Tile the plane with translates of $ABC$ and its inverse, so the vertices form a lattice. (You might start by tiling the plane with regular hexagons and dividing each hexagon into 6 equilateral triangles, or you could draw three families of equi-spaced parallel lines tilted at (say) $0^\circ, 120^\circ, 240^\circ$.) Any straight line segment from a vertex to another (except for those that contain an edge of one of the tiles) corresponds to a closed reflection path of the sort you are interested in, and the number of triangles such a line segment visits is equal to the number of reflections minus plus.

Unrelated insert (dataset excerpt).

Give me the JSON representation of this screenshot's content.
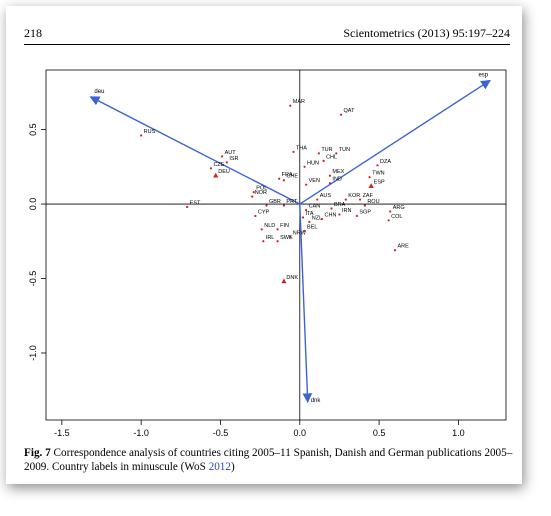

The rationality claim can be seen as follows. The line from $A$ cuts the base at $P$ in the line segment $BC$, the claim is that the ratio $r_1=|BP|/|BC|$ is rational if and only if the line passes through another vertex in the lattice of vertices in the tessellation. Look at the successive intersections with edges parallel to $BC$, and compute the successive ratios $r_n = |B_nP_n|/|B_n C_n|$ where $B_n$ and $C_n$ are the endpoints of the newly cut parallel edge. The sequence of numbers $r_n$ obeys $r_n = n r_1 \bmod 1$, that is to say, there exists a sequence of integers $k_n$ such that $r_n = n r_1 - k_n$. For your line to pass through another vertex of the tessellation you need $r_n=0$ for some $n\ne 1$; this corresponds to $r_1= k_n/n$.

Judging by your diagram I think this is basically the idea you had, as hinted by the regular spacing of the dots you plotted on the $BC$ edge. But I think it is a bit easier to understand if you plot your diagram in the "looking glass" world by lifting your trajectory to the covering space.